Mosel Weinkulturland

Deutscher Weinbauverband ehrt Adolf Schmitt



Weinbaupräsident Weber ernennt Vorsitzenden des Moselwein e.V. zum Ehrenmitglied

von links: Mosel-Weinkönigin Katharina Okfen, Deutscher Weinbaupräsident Norbert Weber, Ökonomierat Adolf Schmitt, Generalsekretär Dr. Rudolf Nickenig, Deutsche Weinkönigin Sonja ChristTrier. Ökonomierat Adolf Schmitt ist für sein jahrzehntelanges Engagement um den Weinbau an Mosel, Saar und Ruwer und in ganz Deutschland ausgezeichnet worden. Der Deutsche Weinbaupräsident Norbert Weber ernannte den 68-Jährigen  zum Ehrenmitglied des Deutschen Weinbauverbandes. Weber überreichte in Trier gemeinsam mit Generalsekretär Dr. Rudolf Nickenig vom Deutschen Weinbauverband die Ehrenurkunde an Adolf Schmitt.

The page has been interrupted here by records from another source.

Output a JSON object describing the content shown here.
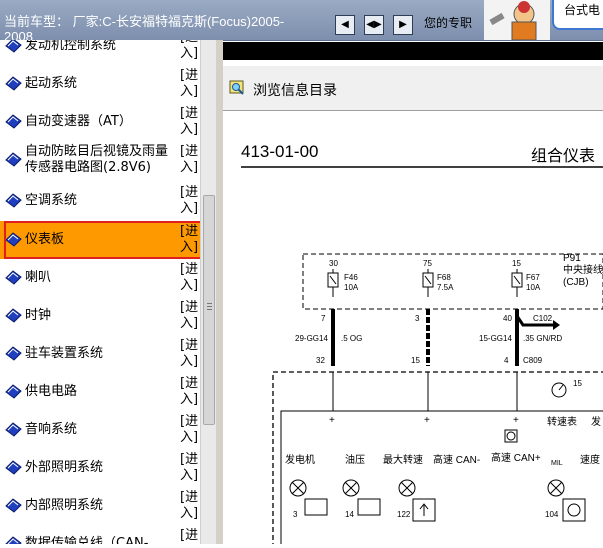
{
  "topbar": {
    "car_title": "当前车型： 厂家:C-长安福特福克斯(Focus)2005-2008",
    "help_text": "您的专职",
    "desktop_tab": "台式电",
    "nav_buttons": [
      "prev",
      "split",
      "next"
    ]
  },
  "menu": {
    "enter_label": "[进入]",
    "items": [
      {
        "label": "发动机控制系统"
      },
      {
        "label": "起动系统"
      },
      {
        "label": "自动变速器（AT）"
      },
      {
        "label": "自动防眩目后视镜及雨量传感器电路图(2.8V6)"
      },
      {
        "label": "空调系统"
      },
      {
        "label": "仪表板",
        "selected": true
      },
      {
        "label": "喇叭"
      },
      {
        "label": "时钟"
      },
      {
        "label": "驻车装置系统"
      },
      {
        "label": "供电电路"
      },
      {
        "label": "音响系统"
      },
      {
        "label": "外部照明系统"
      },
      {
        "label": "内部照明系统"
      },
      {
        "label": "数据传输总线（CAN-"
      }
    ]
  },
  "browse": {
    "label": "浏览信息目录"
  },
  "diagram": {
    "doc_number": "413-01-00",
    "doc_title": "组合仪表",
    "module_id": "P91",
    "module_name": "中央接线",
    "module_code": "(CJB)",
    "fuses": [
      {
        "pin": "30",
        "name": "F46",
        "rating": "10A"
      },
      {
        "pin": "75",
        "name": "F68",
        "rating": "7.5A"
      },
      {
        "pin": "15",
        "name": "F67",
        "rating": "10A"
      }
    ],
    "pins_top": [
      "7",
      "3",
      "40"
    ],
    "connector_c102": "C102",
    "wires": [
      {
        "code": "29-GG14",
        "color": ".5 OG"
      },
      {
        "code": "15-GG14",
        "color": ".35 GN/RD"
      }
    ],
    "pins_bottom": [
      "32",
      "15",
      "4"
    ],
    "connector_c809": "C809",
    "meter_number": "15",
    "meter_label": "转速表",
    "meter_label2": "发",
    "can_low": "高速 CAN-",
    "can_high": "高速 CAN+",
    "lamps": [
      "发电机",
      "油压",
      "最大转速",
      "速度"
    ],
    "lamp_pins": [
      "3",
      "14",
      "122",
      "104"
    ],
    "mil": "MIL"
  }
}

Adolf Schmitt war von 1985 bis 2009 Präsident des Weinbauverbandes Mosel und 22 Jahre lang Vizepräsident des Deutschen Weinbauverbandes. Zudem engagierte sich Schmitt auch 22 Jahre lang in Verwaltungsrat und Aufsichtsrat des Deutschen Weininstitutes. Seit fast 20 Jahren ist der Saarwinzer aus Konz-Filzen ehrenamtlicher Vorsitzender der Gebietsweinwerbung.

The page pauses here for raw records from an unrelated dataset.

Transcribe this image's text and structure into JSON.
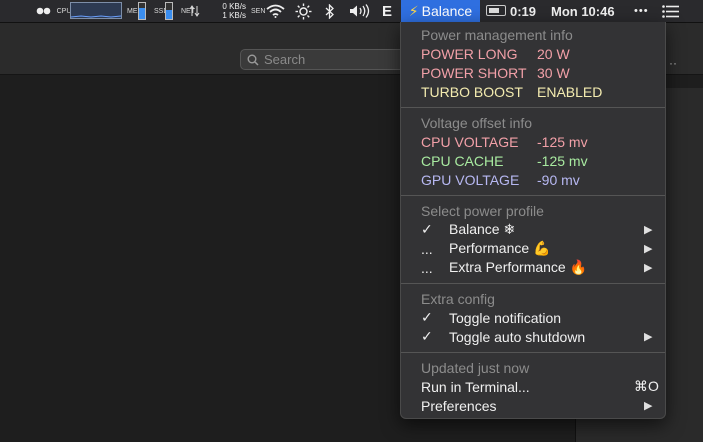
{
  "menubar": {
    "cpu_label": "CPU",
    "mem_label": "MEM",
    "ssd_label": "SSD",
    "net_label": "NET",
    "net_up": "0 KB/s",
    "net_down": "1 KB/s",
    "sen_label": "SEN",
    "e_label": "E",
    "active_app": "Balance",
    "battery_time": "0:19",
    "clock": "Mon 10:46",
    "more": "•••",
    "mem_level": 0.7,
    "ssd_level": 0.55
  },
  "window": {
    "search": {
      "placeholder": "Search"
    },
    "pane_dots": "··"
  },
  "menu": {
    "power": {
      "header": "Power management info",
      "rows": [
        {
          "label": "POWER LONG",
          "value": "20 W"
        },
        {
          "label": "POWER SHORT",
          "value": "30 W"
        },
        {
          "label": "TURBO BOOST",
          "value": "ENABLED"
        }
      ]
    },
    "voltage": {
      "header": "Voltage offset info",
      "rows": [
        {
          "label": "CPU VOLTAGE",
          "value": "-125 mv"
        },
        {
          "label": "CPU CACHE",
          "value": "-125 mv"
        },
        {
          "label": "GPU VOLTAGE",
          "value": "-90 mv"
        }
      ]
    },
    "profile": {
      "header": "Select power profile",
      "items": [
        {
          "mark": "✓",
          "label": "Balance ❄"
        },
        {
          "mark": "...",
          "label": "Performance 💪"
        },
        {
          "mark": "...",
          "label": "Extra Performance 🔥"
        }
      ]
    },
    "extra": {
      "header": "Extra config",
      "items": [
        {
          "mark": "✓",
          "label": "Toggle notification"
        },
        {
          "mark": "✓",
          "label": "Toggle auto shutdown"
        }
      ]
    },
    "footer": {
      "updated": "Updated just now",
      "run": "Run in Terminal...",
      "run_shortcut": "⌘O",
      "prefs": "Preferences"
    }
  }
}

Norbert Weber bezeichnete Adolf Schmitt als „außergewöhnliche Person des deutschen Weinbaus“. Er habe früh erkannt, dass die Winzer nur mit Qualität Bestand am Markt haben könnten. Zudem habe er sich schon früh um die Erschließung von Exportmärkten bemüht und die Bedeutung des Weintourismus erkannt. In seiner Tätigkeit als Vizepräsident des Deutschen Weinbauverbandes habe Schmitt ausdauernd und mit Durchsetzungsvermögen die Interessen des Anbaugebietes Mosel, vor allem für den Erhalt des Steillagenweinbaus, durchgesetzt. Weber würdigte auch Schmitt’s Verdienste um die Herstellung von hochwertigem Winzersekt und der Gründung der Saar-Mosel Winzersekt GmbH, einem Zusammenschluss von 120 Winzern der Region. „Adolf Schmitt, der Name steht für Riesling, Steillagen und Winzersekt“, sagte der Deutsche Weinbaupräsident.

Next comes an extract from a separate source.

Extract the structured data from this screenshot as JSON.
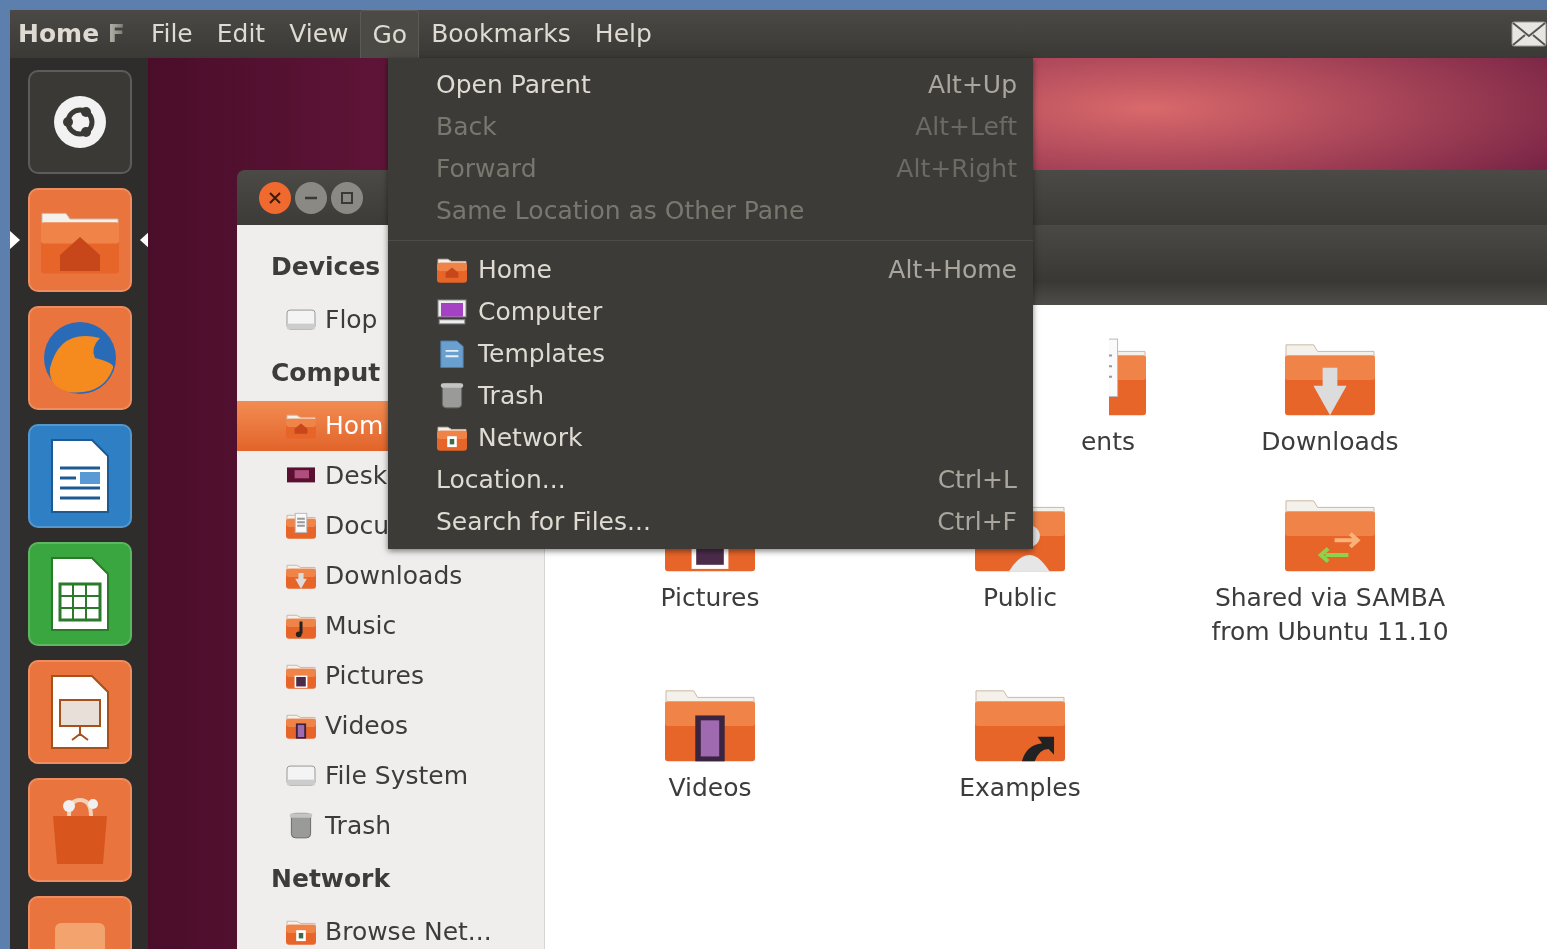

Er habe auch mit 68 Jahren noch Visionen, betonte Adolf Schmitt in seiner Dankesrede. Sein größtes Ziel sei es, dass der Begriff Steillagen-Riesling als Besonderheit herausgestellt und gesetzlich mit Qualitätskriterien versehen werde. Und in der Sektherstellung wünscht er sich, „dass die Sektkellereien mehr deutsche Weine für die Sektproduktion verwenden und jede Sektkellerei zumindest einen Sekt aus heimischem Wein herstellt“. Die Herkunft des Weines müsse auf dem Etikett der Sektflasche für den Verbraucher ersichtlich sein, so Ökonomierat Schmitt.